Indeed, thousands have already come together to urge the candidates to present their path forward. Why are they shying away from putting forth a concrete plan to stop wrongful foreclosures and ensure that we have affordable homes to rent and real access to homeownership? The Home for Good Campaign has been asking these very questions but has yet to get an answer. There are no easy answers, but ignoring the problem won’t make it go away.

Friday, September 7, 2012

Housing Crisis Remains a Backburner Issue at DNC

Capping off the Democratic National Convention and officially ushering in the election season, President Barack Obama took to the podium last night to lay out his vision for America’s future.  And while there are points in his speech, as there were in his challenger’s, that paint an encouraging picture for Latinos of the next four years under his leadership, there is yet again one prominent omission—what about housing?

At last week’s Republican National Convention, there was hardly a whisper about how Gov.
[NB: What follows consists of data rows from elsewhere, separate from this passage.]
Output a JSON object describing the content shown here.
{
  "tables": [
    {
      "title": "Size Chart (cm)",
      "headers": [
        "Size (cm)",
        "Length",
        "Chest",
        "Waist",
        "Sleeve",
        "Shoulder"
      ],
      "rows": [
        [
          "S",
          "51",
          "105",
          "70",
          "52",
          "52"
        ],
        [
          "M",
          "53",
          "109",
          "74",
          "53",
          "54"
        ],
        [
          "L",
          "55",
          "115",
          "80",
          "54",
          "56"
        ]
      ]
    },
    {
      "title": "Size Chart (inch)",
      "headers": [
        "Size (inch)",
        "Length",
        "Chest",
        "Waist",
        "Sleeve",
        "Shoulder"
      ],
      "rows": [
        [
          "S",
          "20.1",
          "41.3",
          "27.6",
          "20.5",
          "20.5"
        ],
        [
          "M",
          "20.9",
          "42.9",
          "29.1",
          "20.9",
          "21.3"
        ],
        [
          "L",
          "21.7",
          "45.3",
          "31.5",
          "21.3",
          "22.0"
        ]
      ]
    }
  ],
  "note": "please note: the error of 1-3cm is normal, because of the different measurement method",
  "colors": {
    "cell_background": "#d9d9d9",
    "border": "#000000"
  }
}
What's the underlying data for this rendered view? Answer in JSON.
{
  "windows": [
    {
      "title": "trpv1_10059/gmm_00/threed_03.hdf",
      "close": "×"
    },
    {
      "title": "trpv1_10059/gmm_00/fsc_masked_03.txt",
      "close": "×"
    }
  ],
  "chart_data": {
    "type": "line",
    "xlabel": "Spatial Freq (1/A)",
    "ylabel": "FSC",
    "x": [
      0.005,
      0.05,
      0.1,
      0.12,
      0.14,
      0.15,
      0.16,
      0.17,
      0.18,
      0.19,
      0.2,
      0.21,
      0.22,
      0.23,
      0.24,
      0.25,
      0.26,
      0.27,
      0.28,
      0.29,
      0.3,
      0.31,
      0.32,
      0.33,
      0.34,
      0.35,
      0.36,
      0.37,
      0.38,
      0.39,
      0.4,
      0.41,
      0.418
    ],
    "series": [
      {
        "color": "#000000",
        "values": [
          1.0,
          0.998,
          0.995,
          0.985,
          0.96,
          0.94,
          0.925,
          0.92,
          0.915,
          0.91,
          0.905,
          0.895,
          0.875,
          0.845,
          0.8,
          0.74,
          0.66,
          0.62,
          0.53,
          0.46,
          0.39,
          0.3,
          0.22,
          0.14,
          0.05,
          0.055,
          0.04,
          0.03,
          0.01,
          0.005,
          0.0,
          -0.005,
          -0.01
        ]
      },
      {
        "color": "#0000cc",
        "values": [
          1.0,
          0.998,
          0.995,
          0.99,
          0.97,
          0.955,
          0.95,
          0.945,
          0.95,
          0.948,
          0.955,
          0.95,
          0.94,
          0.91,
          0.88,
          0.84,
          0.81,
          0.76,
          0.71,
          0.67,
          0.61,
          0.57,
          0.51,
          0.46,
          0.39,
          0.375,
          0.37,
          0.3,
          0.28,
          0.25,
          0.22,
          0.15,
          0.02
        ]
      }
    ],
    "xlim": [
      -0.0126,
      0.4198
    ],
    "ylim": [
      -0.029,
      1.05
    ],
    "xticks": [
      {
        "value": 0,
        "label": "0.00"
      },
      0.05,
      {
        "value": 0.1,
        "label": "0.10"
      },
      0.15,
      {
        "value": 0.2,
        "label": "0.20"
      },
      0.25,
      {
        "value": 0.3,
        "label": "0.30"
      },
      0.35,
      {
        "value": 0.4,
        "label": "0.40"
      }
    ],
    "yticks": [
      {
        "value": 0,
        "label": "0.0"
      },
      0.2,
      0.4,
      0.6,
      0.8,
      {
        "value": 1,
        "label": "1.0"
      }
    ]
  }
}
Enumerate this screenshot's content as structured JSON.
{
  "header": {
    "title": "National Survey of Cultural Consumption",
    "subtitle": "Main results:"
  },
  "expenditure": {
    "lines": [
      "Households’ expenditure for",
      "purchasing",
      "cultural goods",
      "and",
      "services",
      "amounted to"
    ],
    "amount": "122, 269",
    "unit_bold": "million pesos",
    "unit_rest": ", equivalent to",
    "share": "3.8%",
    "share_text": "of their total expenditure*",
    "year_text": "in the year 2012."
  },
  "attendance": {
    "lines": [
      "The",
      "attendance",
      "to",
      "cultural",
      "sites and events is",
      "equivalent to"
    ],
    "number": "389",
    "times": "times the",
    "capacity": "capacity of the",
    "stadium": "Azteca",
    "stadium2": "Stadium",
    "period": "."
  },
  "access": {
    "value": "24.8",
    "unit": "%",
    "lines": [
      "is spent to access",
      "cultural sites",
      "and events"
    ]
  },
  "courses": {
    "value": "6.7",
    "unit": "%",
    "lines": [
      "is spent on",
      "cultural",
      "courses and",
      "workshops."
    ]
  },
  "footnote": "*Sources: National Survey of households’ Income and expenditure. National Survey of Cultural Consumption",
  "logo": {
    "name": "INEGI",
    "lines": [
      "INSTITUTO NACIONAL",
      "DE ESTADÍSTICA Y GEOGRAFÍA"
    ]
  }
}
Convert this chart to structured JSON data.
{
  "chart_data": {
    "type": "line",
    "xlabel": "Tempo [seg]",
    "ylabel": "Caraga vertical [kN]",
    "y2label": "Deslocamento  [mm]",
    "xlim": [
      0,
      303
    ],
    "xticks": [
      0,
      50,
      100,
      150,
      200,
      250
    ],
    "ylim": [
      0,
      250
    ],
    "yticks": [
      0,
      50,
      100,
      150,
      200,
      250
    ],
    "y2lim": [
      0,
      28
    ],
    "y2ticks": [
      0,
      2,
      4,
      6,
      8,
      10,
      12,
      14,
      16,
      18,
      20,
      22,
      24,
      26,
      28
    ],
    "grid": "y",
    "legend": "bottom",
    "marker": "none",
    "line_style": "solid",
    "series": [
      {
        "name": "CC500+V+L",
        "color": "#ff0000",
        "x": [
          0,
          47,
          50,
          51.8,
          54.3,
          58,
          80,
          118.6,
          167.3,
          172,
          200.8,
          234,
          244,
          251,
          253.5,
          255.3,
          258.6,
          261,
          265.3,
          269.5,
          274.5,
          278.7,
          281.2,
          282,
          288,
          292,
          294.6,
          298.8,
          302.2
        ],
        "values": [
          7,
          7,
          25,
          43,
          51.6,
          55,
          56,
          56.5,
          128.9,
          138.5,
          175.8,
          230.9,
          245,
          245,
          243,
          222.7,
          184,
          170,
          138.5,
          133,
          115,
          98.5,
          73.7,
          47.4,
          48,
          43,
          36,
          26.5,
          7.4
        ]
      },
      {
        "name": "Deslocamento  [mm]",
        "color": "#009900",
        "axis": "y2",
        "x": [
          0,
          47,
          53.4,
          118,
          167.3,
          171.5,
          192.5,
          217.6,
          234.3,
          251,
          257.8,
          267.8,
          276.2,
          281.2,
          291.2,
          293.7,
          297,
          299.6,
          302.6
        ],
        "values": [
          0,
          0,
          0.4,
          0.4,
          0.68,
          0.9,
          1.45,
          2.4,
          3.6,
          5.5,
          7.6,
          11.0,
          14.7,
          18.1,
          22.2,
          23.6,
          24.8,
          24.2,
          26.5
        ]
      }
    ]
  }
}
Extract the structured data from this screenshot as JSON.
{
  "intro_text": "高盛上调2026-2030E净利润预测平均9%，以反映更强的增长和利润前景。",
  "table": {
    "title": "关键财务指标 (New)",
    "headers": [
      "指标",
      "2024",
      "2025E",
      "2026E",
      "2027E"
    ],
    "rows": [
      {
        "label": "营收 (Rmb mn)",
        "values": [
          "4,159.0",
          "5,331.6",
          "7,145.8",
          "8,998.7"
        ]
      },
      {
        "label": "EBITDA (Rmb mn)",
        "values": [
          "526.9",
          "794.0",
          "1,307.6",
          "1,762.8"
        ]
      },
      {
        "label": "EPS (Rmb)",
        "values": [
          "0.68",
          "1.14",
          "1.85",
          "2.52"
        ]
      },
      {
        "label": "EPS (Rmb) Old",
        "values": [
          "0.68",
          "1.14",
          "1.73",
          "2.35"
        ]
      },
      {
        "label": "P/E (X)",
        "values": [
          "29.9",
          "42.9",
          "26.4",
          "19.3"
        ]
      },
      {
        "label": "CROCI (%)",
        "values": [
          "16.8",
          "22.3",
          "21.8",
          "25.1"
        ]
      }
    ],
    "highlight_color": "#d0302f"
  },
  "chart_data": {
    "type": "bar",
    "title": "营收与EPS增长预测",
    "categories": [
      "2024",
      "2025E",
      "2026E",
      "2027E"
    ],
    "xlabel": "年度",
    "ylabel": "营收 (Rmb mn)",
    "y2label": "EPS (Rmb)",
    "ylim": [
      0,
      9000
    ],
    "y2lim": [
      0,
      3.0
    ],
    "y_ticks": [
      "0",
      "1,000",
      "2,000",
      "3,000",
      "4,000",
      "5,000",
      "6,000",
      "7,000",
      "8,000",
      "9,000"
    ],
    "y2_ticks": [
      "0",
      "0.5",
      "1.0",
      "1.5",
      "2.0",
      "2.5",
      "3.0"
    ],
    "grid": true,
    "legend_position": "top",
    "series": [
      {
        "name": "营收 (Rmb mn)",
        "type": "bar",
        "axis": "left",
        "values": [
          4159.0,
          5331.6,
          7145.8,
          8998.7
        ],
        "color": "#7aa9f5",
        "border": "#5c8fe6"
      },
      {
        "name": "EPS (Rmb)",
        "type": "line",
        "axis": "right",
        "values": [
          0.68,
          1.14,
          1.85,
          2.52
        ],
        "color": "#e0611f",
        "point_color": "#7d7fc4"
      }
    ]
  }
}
Mitt Romney planned to solve the housing crisis.  Since the housing bubble burst, home values have plummeted, leaving millions of Americans paying off mortgages that are worth more than the actual houses they own.  Couple that with the millions of families all across the country who have either already lost or face the very frightening possibility of losing their homes to foreclosure, and you have a very real problem that needs to be dealt with now.  And while Gov. Romney and President Obama lay out their cases for how they plan to guide this country through the economic crisis to recovery, they seem comfortable leaving families in the dark about how they plan to stem the bleeding in the housing market.

To be fair, Democrats did turn the mic over to California Attorney General Kamala Harris, who highlighted one of the administration’s crowning housing achievements—the historic $25 billion Department of Justice settlement between five of the nation’s largest mortgage servicers and 49 state attorneys general.  Perhaps we can take this as an indication that the incumbent plans to run on his record.  Certainly, Obama has had victories worth mentioning—the historic Countrywide settlement as well as the opening of the Consumer Financial Protection Bureau both show that this administration is attempting to hold banks accountable for unfair lending practices and is working to prevent consumers from once again becoming victims of fraud.

Still, these are just a few of the building blocks necessary to create a stronger, safer housing market, and quite frankly, these blocks alone will not do the job.  President Obama needs to lay out a plan for American homeowners explaining how he is going to turn this housing crisis around.  Is housing counseling for struggling homeowners going to be funded or will it succumb to budget cuts?  How does principal reduction factor into housing policy and is it even on the table?  American homeowners don’t know because the two candidates running for office won’t talk about it.

Last night, the President acknowledged the uphill challenge of healing the economy:  “When the house of cards collapsed in the Great Recession, millions of innocent Americans lost their jobs, their homes, their life savings, a tragedy from which we’re still fighting to recover.”  But the eerie silence from both President Obama and Mitt Romney inspires more concern than confidence over their ability to muster enough political will to grapple with solutions.  And what homeowners need more than anything is the confidence that the leader of this country is in their corner.

We need a commitment from both candidates that they will work to make homeownership viable for all Americans.  We need a plan from both candidates for how they are going to stem foreclosures and protect American consumers from fraud.  And most importantly, we need an acknowledgement that this problem exists and is worth talking about during this election.